Desperté después de haberme adormecido mientras leía a Ruiz Zafón. Había aprovechado la mañana temprana de otoño para caminar un par de horas por algunas de las calles de Barcelona que menciona en sus novelas. La zarpada fue hace unas seis horas y el rolido casi imperceptible junto a la monótona vibración de los motores del buque produce en alguno de nosotros un efecto hipnótico aumentado por la ausencia de un horizonte definido.
Había decidido a último momento dar el salto a Barcelona en ferry para asistir a una reunión que, si bien prefería no perder, no merecía el gasto del viaje en avión. Salí de ese dormitar incómodo por tener que adoptar posiciones a las que el cuerpo no termina de acostumbrarse, y llevar puesta la ropa del día anterior cuando el cansancio o la noche nos pilla en ferrys, aviones o largos viajes en coche.
Encontré a mi alrededor una realidad que era una penumbra densa y bastante sofocante donde decenas de cuerpos yacían, la mayoría inertes, en butacas y en los pasillos en posiciones casi macabras. Caminé con cuidado ganando de a poco el equilibrio afectado por el reciente despertar, la poca luz y la imposibilidad de caminar en línea recta sorteando cabezas, pies y niños completos en posición fetal.
Salí a la cubierta de babor y sin necesidad de ajustar mucho la mirada vi las luces. Eran color ámbar, y estaban distribuidas de manera homogénea. La perspectiva indicaba que las luces eran fijas, así que descarté que pudiera ser una flota de pesqueros: eran luces de la costa. Un destello blanco llamó mi atención hacia proa. Otro, más fuerte, se repetía persistente como parte de un grupo de ellos.

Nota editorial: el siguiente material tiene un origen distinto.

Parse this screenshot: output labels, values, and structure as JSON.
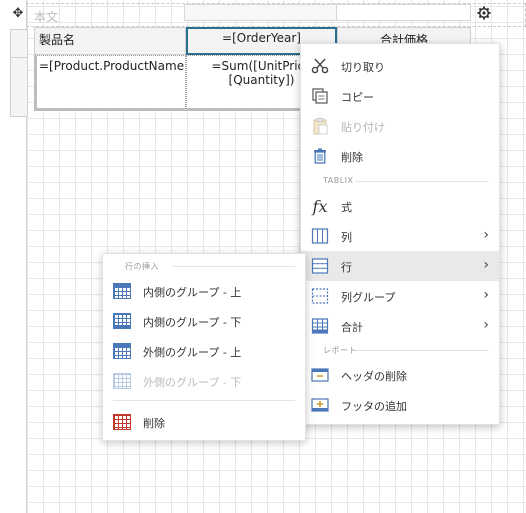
{
  "report": {
    "body_label": "本文",
    "header_cells": [
      "製品名",
      "=[OrderYear]",
      "合計価格"
    ],
    "detail_cells": [
      "=[Product.ProductName]",
      "=Sum([UnitPrice\n[Quantity])"
    ]
  },
  "context_menu": {
    "cut": "切り取り",
    "copy": "コピー",
    "paste": "貼り付け",
    "delete": "削除",
    "tablix_section": "TABLIX",
    "expression": "式",
    "column": "列",
    "row": "行",
    "column_group": "列グループ",
    "total": "合計",
    "report_section": "レポート",
    "remove_header": "ヘッダの削除",
    "add_footer": "フッタの追加"
  },
  "submenu": {
    "section": "行の挿入",
    "inside_above": "内側のグループ - 上",
    "inside_below": "内側のグループ - 下",
    "outside_above": "外側のグループ - 上",
    "outside_below": "外側のグループ - 下",
    "delete": "削除"
  },
  "icons": {
    "move": "move-icon",
    "settings": "gear-icon",
    "cut": "scissors-icon",
    "copy": "copy-icon",
    "paste": "paste-icon",
    "delete": "trash-icon",
    "expression": "fx-icon",
    "column": "column-icon",
    "row": "row-icon",
    "column_group": "column-group-icon",
    "total": "total-icon",
    "header": "header-icon",
    "footer": "footer-icon",
    "grid": "table-grid-icon"
  },
  "colors": {
    "accent": "#2b6f8e",
    "icon_blue": "#4a78b8",
    "danger": "#c0392b",
    "hover": "#e9e9e9"
  }
}
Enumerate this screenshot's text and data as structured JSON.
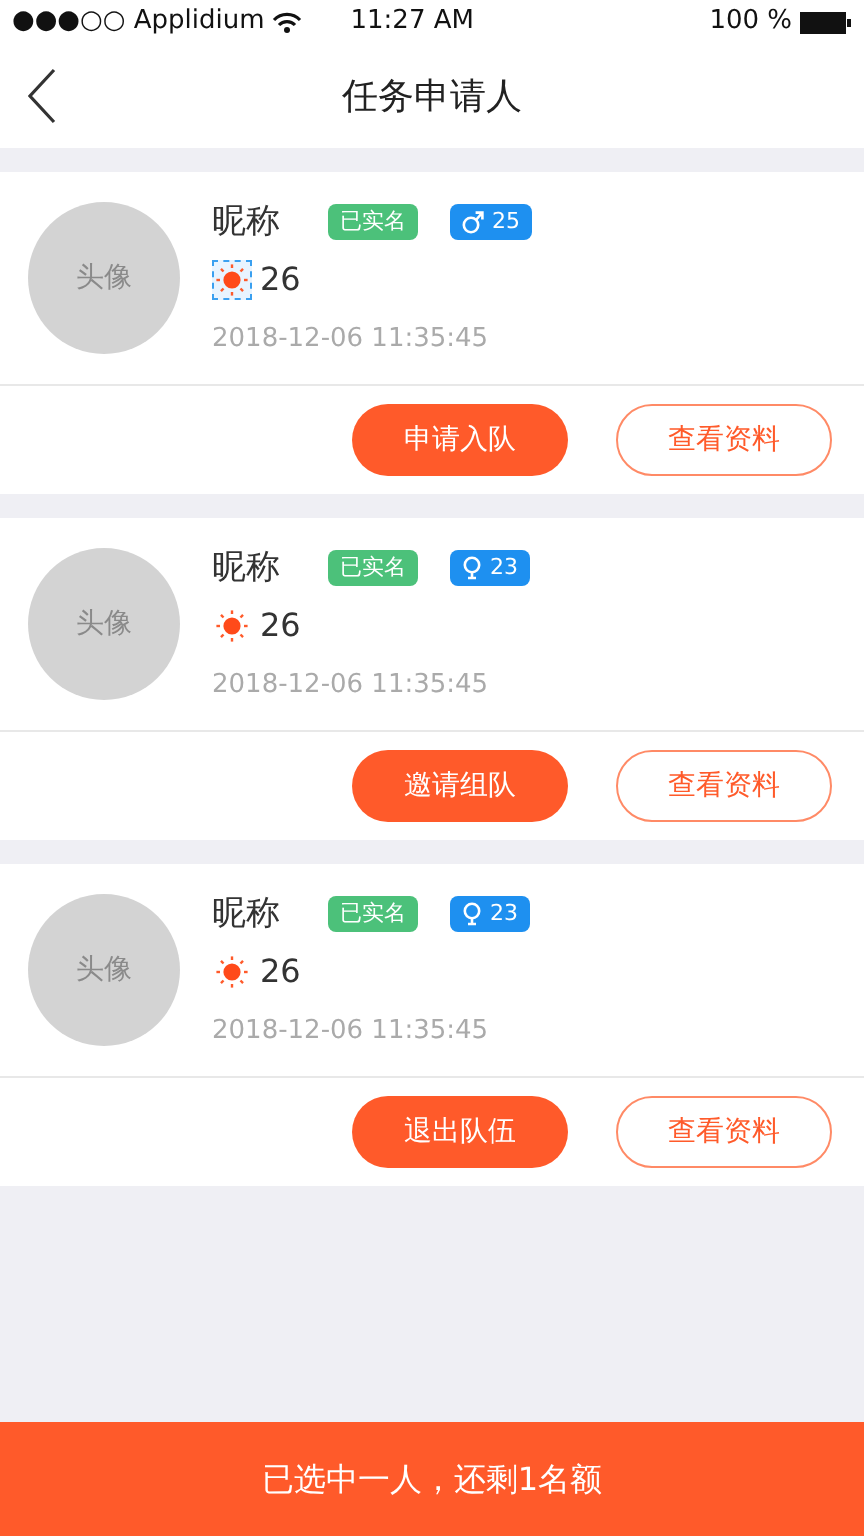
{
  "status_bar": {
    "carrier": "●●●○○ Applidium",
    "time": "11:27 AM",
    "battery": "100 %"
  },
  "nav": {
    "title": "任务申请人"
  },
  "applicants": [
    {
      "avatar": "头像",
      "nickname": "昵称",
      "verified": "已实名",
      "kind": "male",
      "age": "25",
      "sun_outlined": true,
      "score": "26",
      "time": "2018-12-06 11:35:45",
      "primary_action": "申请入队",
      "secondary_action": "查看资料"
    },
    {
      "avatar": "头像",
      "nickname": "昵称",
      "verified": "已实名",
      "kind": "female",
      "age": "23",
      "sun_outlined": false,
      "score": "26",
      "time": "2018-12-06 11:35:45",
      "primary_action": "邀请组队",
      "secondary_action": "查看资料"
    },
    {
      "avatar": "头像",
      "nickname": "昵称",
      "verified": "已实名",
      "kind": "female",
      "age": "23",
      "sun_outlined": false,
      "score": "26",
      "time": "2018-12-06 11:35:45",
      "primary_action": "退出队伍",
      "secondary_action": "查看资料"
    }
  ],
  "footer": {
    "label": "已选中一人，还剩1名额"
  }
}
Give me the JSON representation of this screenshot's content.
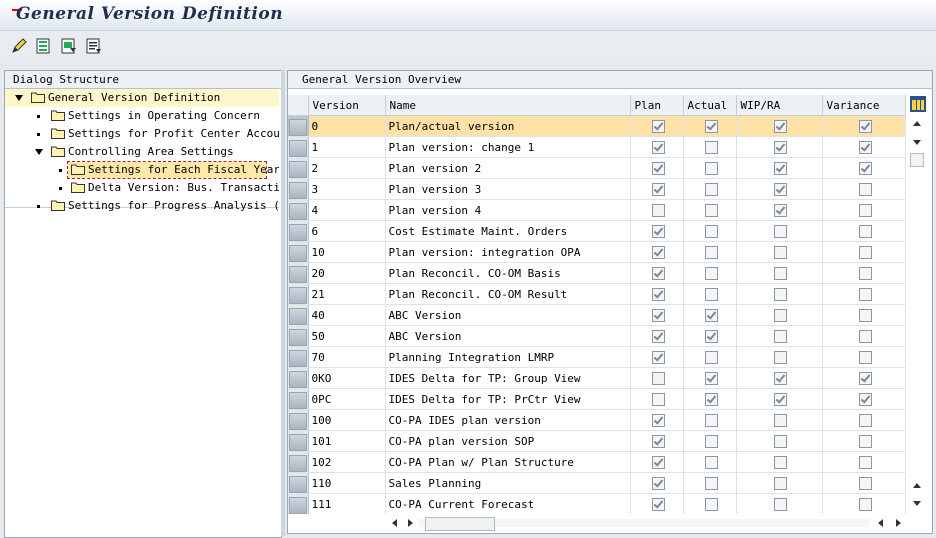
{
  "window": {
    "title": "General Version Definition"
  },
  "toolbar": {
    "buttons": [
      {
        "icon": "edit-pencil-icon"
      },
      {
        "icon": "choose-details-icon"
      },
      {
        "icon": "save-document-icon"
      },
      {
        "icon": "document-list-icon"
      }
    ]
  },
  "dialog": {
    "header": "Dialog Structure",
    "tree": [
      {
        "label": "General Version Definition",
        "level": 0,
        "expanded": true
      },
      {
        "label": "Settings in Operating Concern",
        "level": 1
      },
      {
        "label": "Settings for Profit Center Accounti",
        "level": 1
      },
      {
        "label": "Controlling Area Settings",
        "level": 1,
        "expanded": true
      },
      {
        "label": "Settings for Each Fiscal Year",
        "level": 2,
        "selected": true
      },
      {
        "label": "Delta Version: Bus. Transactions",
        "level": 2
      },
      {
        "label": "Settings for Progress Analysis (Pro",
        "level": 1
      }
    ]
  },
  "overview": {
    "header": "General Version Overview",
    "columns": [
      "Version",
      "Name",
      "Plan",
      "Actual",
      "WIP/RA",
      "Variance"
    ],
    "rows": [
      {
        "version": "0",
        "name": "Plan/actual version",
        "plan": true,
        "actual": true,
        "wip": true,
        "variance": true
      },
      {
        "version": "1",
        "name": "Plan version: change 1",
        "plan": true,
        "actual": false,
        "wip": true,
        "variance": true
      },
      {
        "version": "2",
        "name": "Plan version 2",
        "plan": true,
        "actual": false,
        "wip": true,
        "variance": true
      },
      {
        "version": "3",
        "name": "Plan version 3",
        "plan": true,
        "actual": false,
        "wip": true,
        "variance": false
      },
      {
        "version": "4",
        "name": "Plan version 4",
        "plan": false,
        "actual": false,
        "wip": true,
        "variance": false
      },
      {
        "version": "6",
        "name": "Cost Estimate Maint. Orders",
        "plan": true,
        "actual": false,
        "wip": false,
        "variance": false
      },
      {
        "version": "10",
        "name": "Plan version: integration OPA",
        "plan": true,
        "actual": false,
        "wip": false,
        "variance": false
      },
      {
        "version": "20",
        "name": "Plan Reconcil. CO-OM Basis",
        "plan": true,
        "actual": false,
        "wip": false,
        "variance": false
      },
      {
        "version": "21",
        "name": "Plan Reconcil. CO-OM Result",
        "plan": true,
        "actual": false,
        "wip": false,
        "variance": false
      },
      {
        "version": "40",
        "name": "ABC Version",
        "plan": true,
        "actual": true,
        "wip": false,
        "variance": false
      },
      {
        "version": "50",
        "name": "ABC Version",
        "plan": true,
        "actual": true,
        "wip": false,
        "variance": false
      },
      {
        "version": "70",
        "name": "Planning Integration LMRP",
        "plan": true,
        "actual": false,
        "wip": false,
        "variance": false
      },
      {
        "version": "0KO",
        "name": "IDES Delta for TP: Group View",
        "plan": false,
        "actual": true,
        "wip": true,
        "variance": true
      },
      {
        "version": "0PC",
        "name": "IDES Delta for TP: PrCtr View",
        "plan": false,
        "actual": true,
        "wip": true,
        "variance": true
      },
      {
        "version": "100",
        "name": "CO-PA IDES plan version",
        "plan": true,
        "actual": false,
        "wip": false,
        "variance": false
      },
      {
        "version": "101",
        "name": "CO-PA plan version SOP",
        "plan": true,
        "actual": false,
        "wip": false,
        "variance": false
      },
      {
        "version": "102",
        "name": "CO-PA Plan w/ Plan Structure",
        "plan": true,
        "actual": false,
        "wip": false,
        "variance": false
      },
      {
        "version": "110",
        "name": "Sales Planning",
        "plan": true,
        "actual": false,
        "wip": false,
        "variance": false
      },
      {
        "version": "111",
        "name": "CO-PA Current Forecast",
        "plan": true,
        "actual": false,
        "wip": false,
        "variance": false
      }
    ]
  }
}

La mano del hombre me hablaba en un idioma que conozco, desde un mar y una costa que creemos, inocentemente, dominar. Es un idioma visual y no tiene voz ni escritura, la interpretación de puntos notables en el mar y en la costa que permiten asociarlos con símbolos en la carta náutica. Sin embargo, es un idioma que no se olvida una vez que se ha aprendido, vivido y dependido de él, y al que agradezco haber venerado y disfrutado su uso en una época donde la observación, la interpretación y el cálculo lo hacía el navegante y no un satélite a 20.000 km de altura o un radar de última generación con repetidor en la tablet.
En 40 años hemos pasado de ser casi druidas, virtualmente autosuficientes cuando navegábamos, a depender de la tecnología, de esa falsa seguridad que suplanta la experiencia y el sexto sentido, de saber interpretar una luz ocasionalmente bajo el horizonte a depender del ajuste automático de un AIS. La navegación, todavía mucho más arte que ciencia, siempre ha estado más cerca del arcano que de la fórmula o la geometría. No solo la sensación sino la seguridad de saber dónde me encontraba, el placer de haber interpretado el mensaje de los destellos, de reconocer ese faro que tantas veces me hizo sentir seguro, generó un pequeño chute de adrenalina que completó mi despertar. Me siento cómodo en la mar, quizás porque sabiendo que nunca podré dominarla, me permite temerla y disfrutarlea al mismo tiempo y siempre plenamente. Soy un afortunado miembro de su prole. Lo seré hasta el último día. ¡Cómo cautiva esta inmensidad! :no en vano la mar es mujer.